At the very least, to defend instances of high intellectual endowment from such threats as appetite suppressants and against times of physiological appetite change.

  1. Carefully destabilize contexts, classrooms, students, teachers, administrators, or parents (!) in ways that elicit extra efforts and challenges to recover intellectual balance. Let ample and free discussion follow.
     
  2. Restore Socratic, or at least perceptual “search-and- describe”, procedures as a preferred method of “education”, working with – rather than despite – individual, societal, and group contexts.
     
  3. Amygdalal and hippocanthal functions, not addressed here, suggest among other things a careful positive reinforcement of some of the component behaviors which come together to express gifted behavior and/or giftedness in relating to physical appetite brain structures. This is not so much learning behavior per behaviorism as extrinsic reward systems.
     
  4. Establish a learning context in which selected spontaneous behaviors of the learner are reinforced for persistence, rather than interrupted and squelched. Much of the original Montessori Method was based upon this. That takes on added meaning in relation to the common finding that highly gifted adults and commonly regarded “creative geniuses” generally reflect high levels of “compulsiveness” in their psychological profiles. And that their high contributions historically come mostly through persistence in the face of discouragement and punishment.
     
  5. Develop and enrich a vocabulary and language of feelings. Feelings are a primary processing language of the limbic. This can bring into better reach of our conscious mind and intent the true core of where our actual choices and decisions are made. In con- trast, our conscious choices and decisions are usually overridden, unawares, by those made in our limbic.

These are but a few of the points where intervention could lead to greatly improved outcome, in education and career and also in general. As we understand more of the role of the limbic brain in its equilibriating and directing of the intellect, and as we grasp the implications of understandings at which we have already arrived, other key points of positive transformation should follow.

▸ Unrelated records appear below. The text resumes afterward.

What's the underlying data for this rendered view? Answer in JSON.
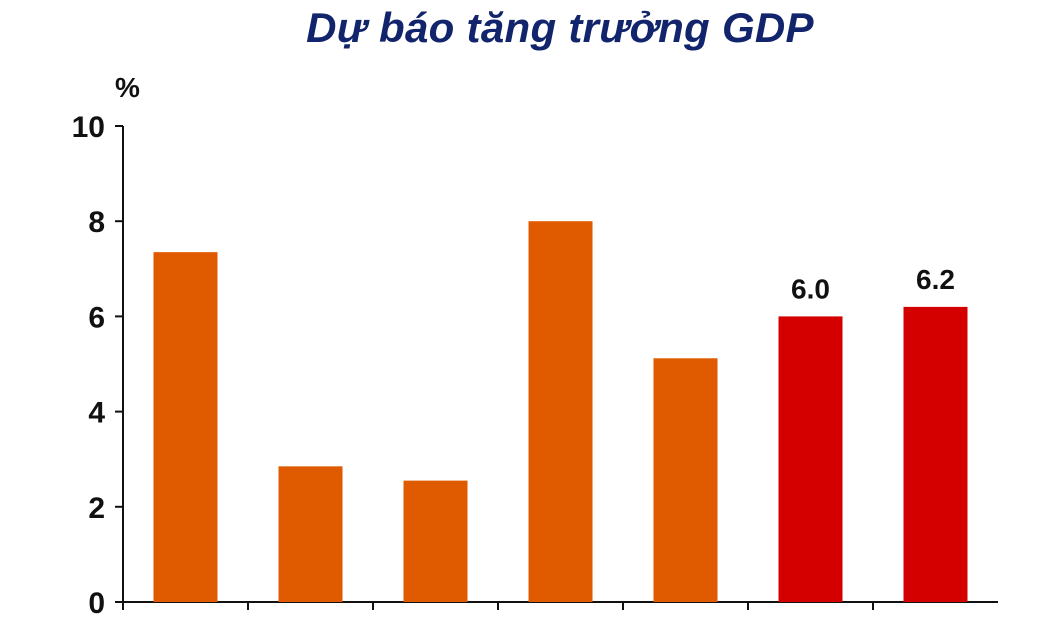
{
  "chart_data": {
    "type": "bar",
    "title": "Dự báo tăng trưởng GDP",
    "ylabel": "%",
    "xlabel": "",
    "ylim": [
      0,
      10
    ],
    "yticks": [
      0,
      2,
      4,
      6,
      8,
      10
    ],
    "grid": false,
    "legend": "none",
    "categories": [
      "",
      "",
      "",
      "",
      "",
      "",
      ""
    ],
    "values": [
      7.35,
      2.85,
      2.55,
      8.0,
      5.12,
      6.0,
      6.2
    ],
    "data_labels": [
      "",
      "",
      "",
      "",
      "",
      "6.0",
      "6.2"
    ],
    "colors": [
      "#e05a00",
      "#e05a00",
      "#e05a00",
      "#e05a00",
      "#e05a00",
      "#d40000",
      "#d40000"
    ]
  }
}
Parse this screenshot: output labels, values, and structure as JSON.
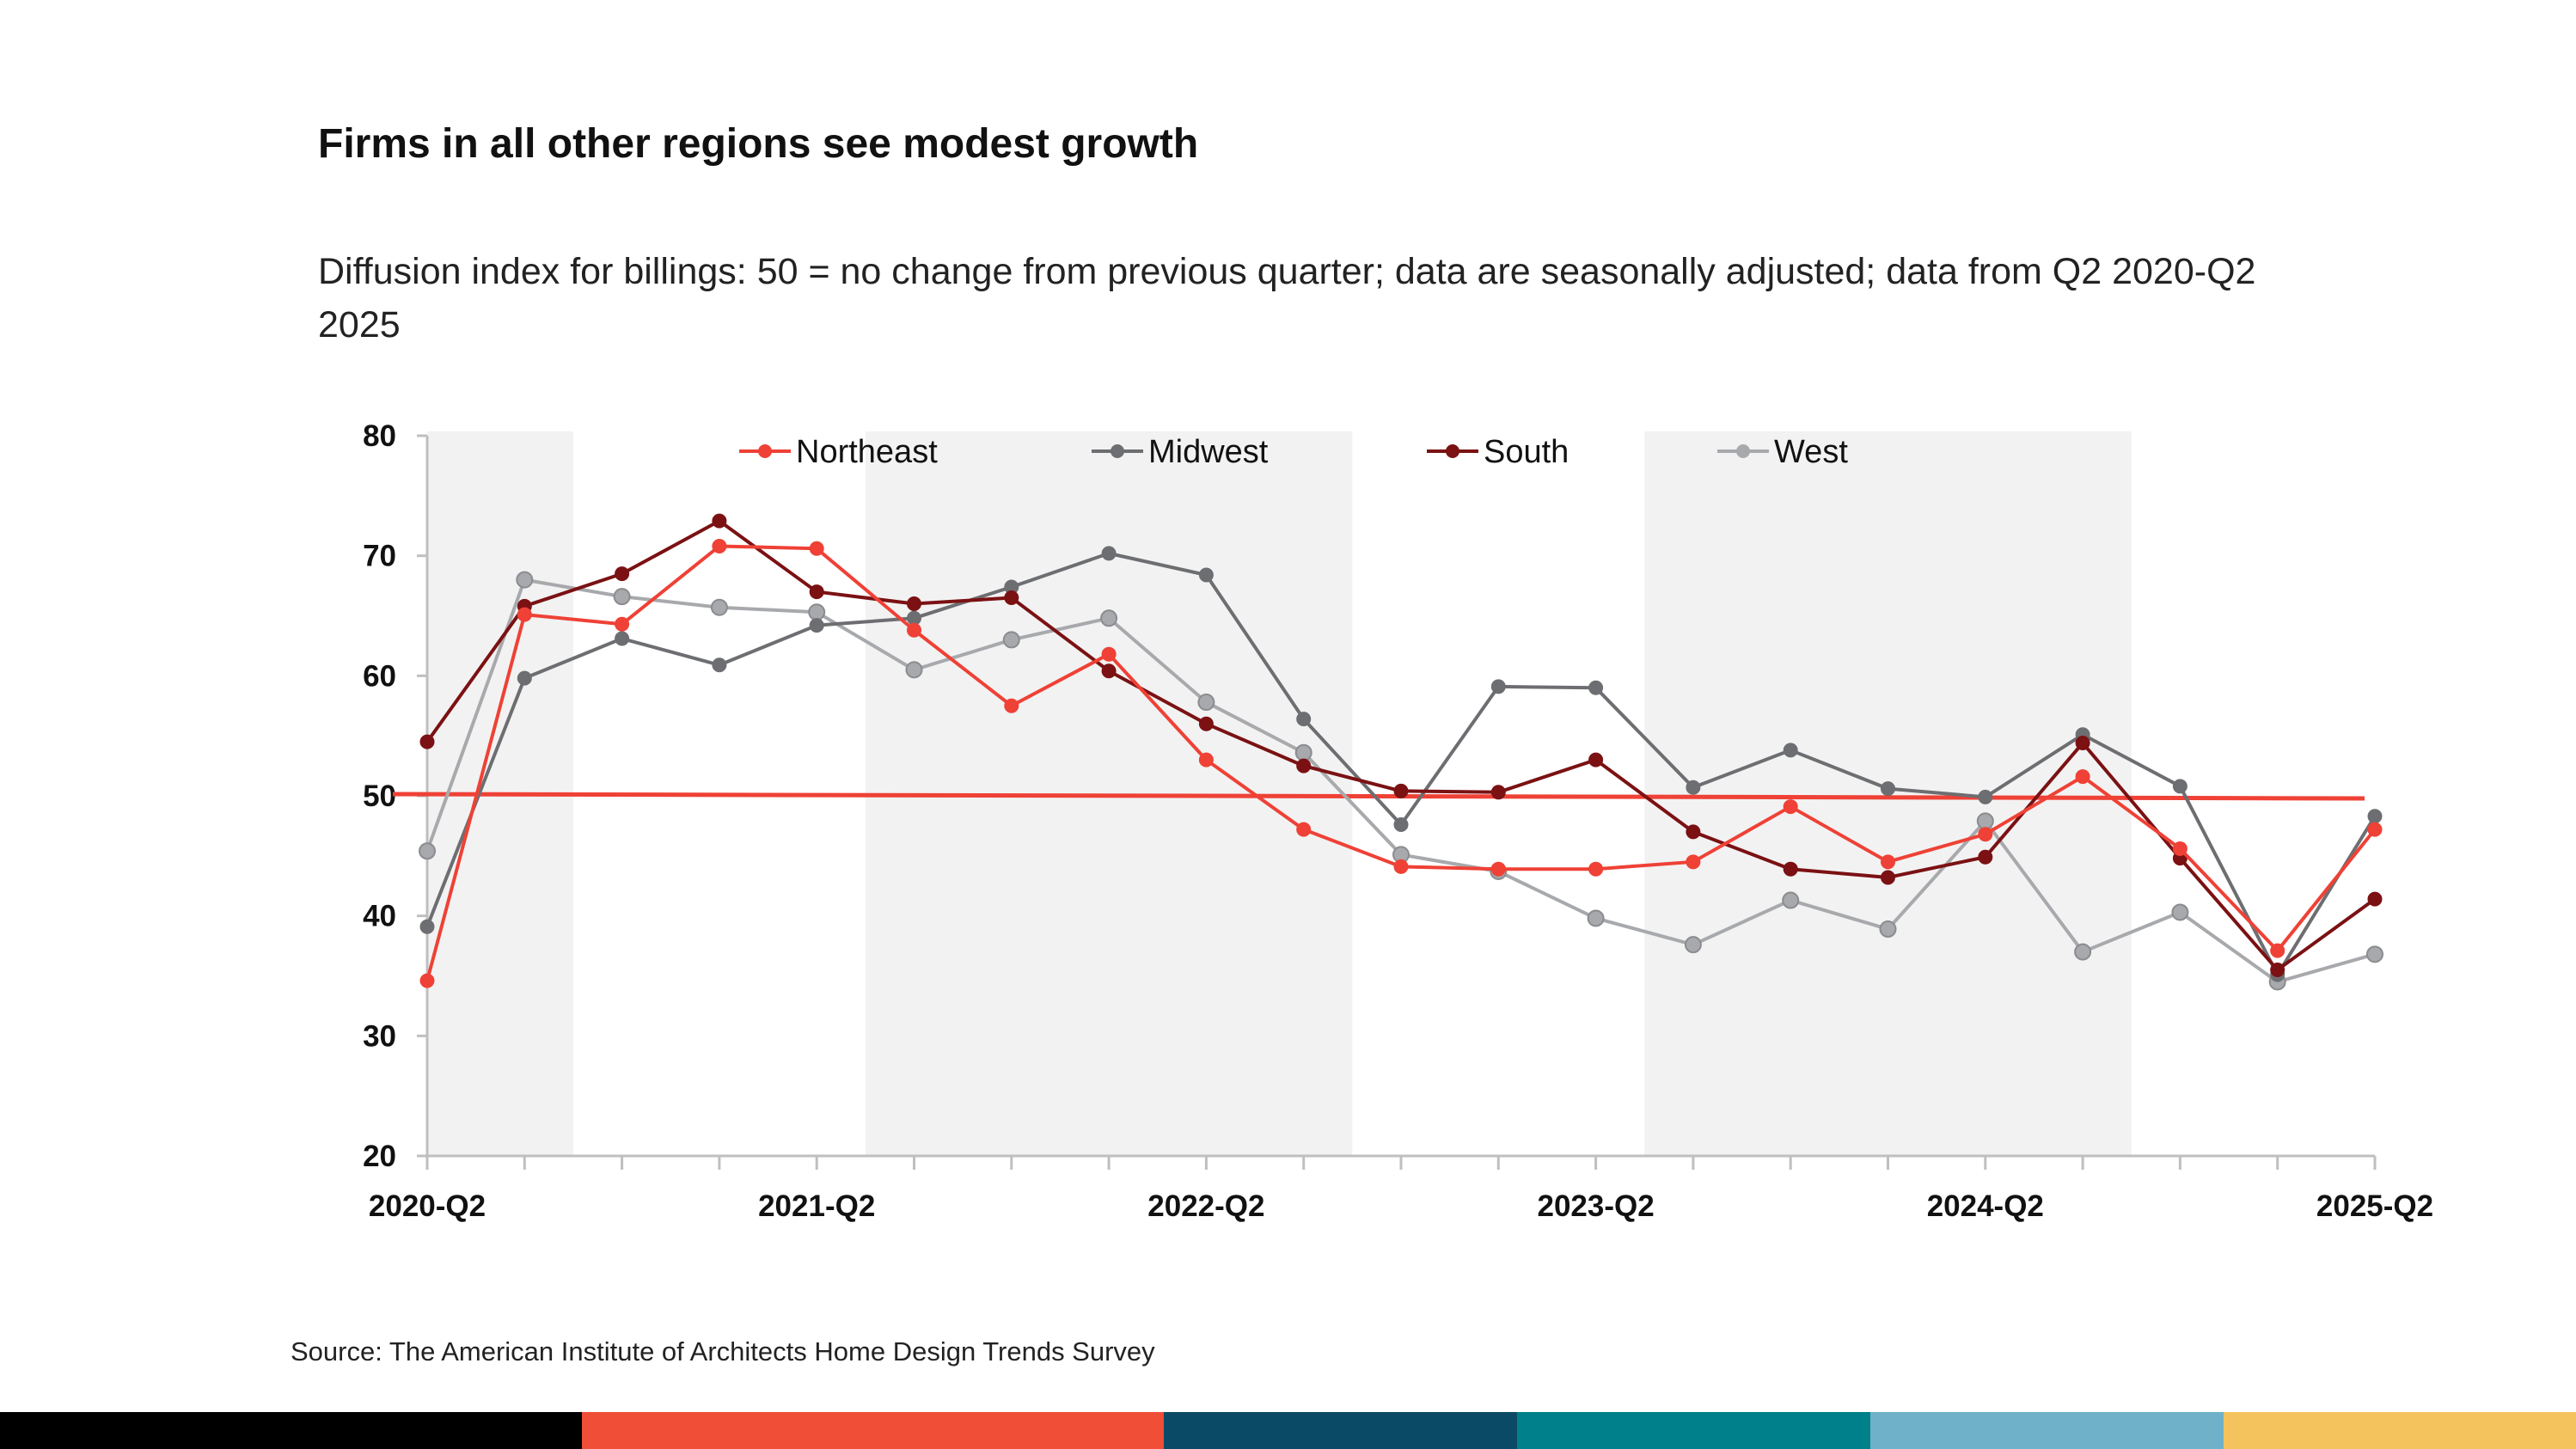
{
  "title": "Firms in all other regions see modest growth",
  "subtitle": "Diffusion index for billings: 50 = no change from previous quarter; data are seasonally adjusted; data from Q2 2020-Q2 2025",
  "source": "Source: The American Institute of Architects Home Design Trends Survey",
  "colors": {
    "northeast": "#ef4136",
    "midwest": "#6d6e71",
    "south": "#7b1113",
    "west": "#a7a9ac",
    "reference_line": "#ef4136",
    "shading": "#f2f2f2",
    "bottom_bar": [
      "#000000",
      "#f04e37",
      "#0b4a66",
      "#00808a",
      "#6fb1c8",
      "#f4c35e"
    ]
  },
  "chart_data": {
    "type": "line",
    "title": "Firms in all other regions see modest growth",
    "xlabel": "",
    "ylabel": "",
    "ylim": [
      20,
      80
    ],
    "yticks": [
      20,
      30,
      40,
      50,
      60,
      70,
      80
    ],
    "x": [
      "2020-Q2",
      "2020-Q3",
      "2020-Q4",
      "2021-Q1",
      "2021-Q2",
      "2021-Q3",
      "2021-Q4",
      "2022-Q1",
      "2022-Q2",
      "2022-Q3",
      "2022-Q4",
      "2023-Q1",
      "2023-Q2",
      "2023-Q3",
      "2023-Q4",
      "2024-Q1",
      "2024-Q2",
      "2024-Q3",
      "2024-Q4",
      "2025-Q1",
      "2025-Q2"
    ],
    "xtick_labels": [
      "2020-Q2",
      "2021-Q2",
      "2022-Q2",
      "2023-Q2",
      "2024-Q2",
      "2025-Q2"
    ],
    "shaded_periods": [
      [
        "2020-Q2",
        "2020-Q3"
      ],
      [
        "2021-Q3",
        "2022-Q3"
      ],
      [
        "2023-Q3",
        "2024-Q3"
      ]
    ],
    "reference_line": 50,
    "legend_position": "top",
    "series": [
      {
        "name": "Northeast",
        "key": "northeast",
        "values": [
          34.6,
          65.1,
          64.3,
          70.8,
          70.6,
          63.8,
          57.5,
          61.8,
          53.0,
          47.2,
          44.1,
          43.9,
          43.9,
          44.5,
          49.1,
          44.5,
          46.8,
          51.6,
          45.6,
          37.1,
          47.2
        ]
      },
      {
        "name": "Midwest",
        "key": "midwest",
        "values": [
          39.1,
          59.8,
          63.1,
          60.9,
          64.2,
          64.8,
          67.4,
          70.2,
          68.4,
          56.4,
          47.6,
          59.1,
          59.0,
          50.7,
          53.8,
          50.6,
          49.9,
          55.1,
          50.8,
          35.1,
          48.3
        ]
      },
      {
        "name": "South",
        "key": "south",
        "values": [
          54.5,
          65.8,
          68.5,
          72.9,
          67.0,
          66.0,
          66.5,
          60.4,
          56.0,
          52.5,
          50.4,
          50.3,
          53.0,
          47.0,
          43.9,
          43.2,
          44.9,
          54.4,
          44.8,
          35.5,
          41.4
        ]
      },
      {
        "name": "West",
        "key": "west",
        "values": [
          45.4,
          68.0,
          66.6,
          65.7,
          65.3,
          60.5,
          63.0,
          64.8,
          57.8,
          53.6,
          45.1,
          43.7,
          39.8,
          37.6,
          41.3,
          38.9,
          47.9,
          37.0,
          40.3,
          34.5,
          36.8
        ]
      }
    ]
  }
}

It is also clear that our understandings of the CORTEX now must address and include the limbic which directs that cortex. The limbic brain’s seeking of homeostasis through more and more complex living circumstances created that cortex. Already, the similarities and differences between the remarkably specialized left and right temporal lobes of the cortex begin to make greater sense than before the limbic model emerged.

Many more researchers are needed to explore this field. Opportunities abound for original discovery and for major improve- ments to educational practice. Such discoveries can be productive for professional and career advancement. The opportunities for such discoveries are so numerous that they are easy to find. We urge further attention, whether by researchers or laymen, to what the limbic brain means and can mean to what’s important in your experience. Educational implications follow.

POSTSCRIPT

Now that you’ve read this article, you are cordially invited to discover ten times more meaning and content from it than you are aware of right now. Please turn to keyboard, pen and paper, or a tape recorder, and, following the procedures either of Freenoting or of Windtunnel, for some sustained rapid- flow torrential minutes record absolutely everything that comes to mind in this context, faster than you can think about or judge. Be willing to discard (afterward) a first few nonsense paragraphs to get through to some insights which will surprise you greatly.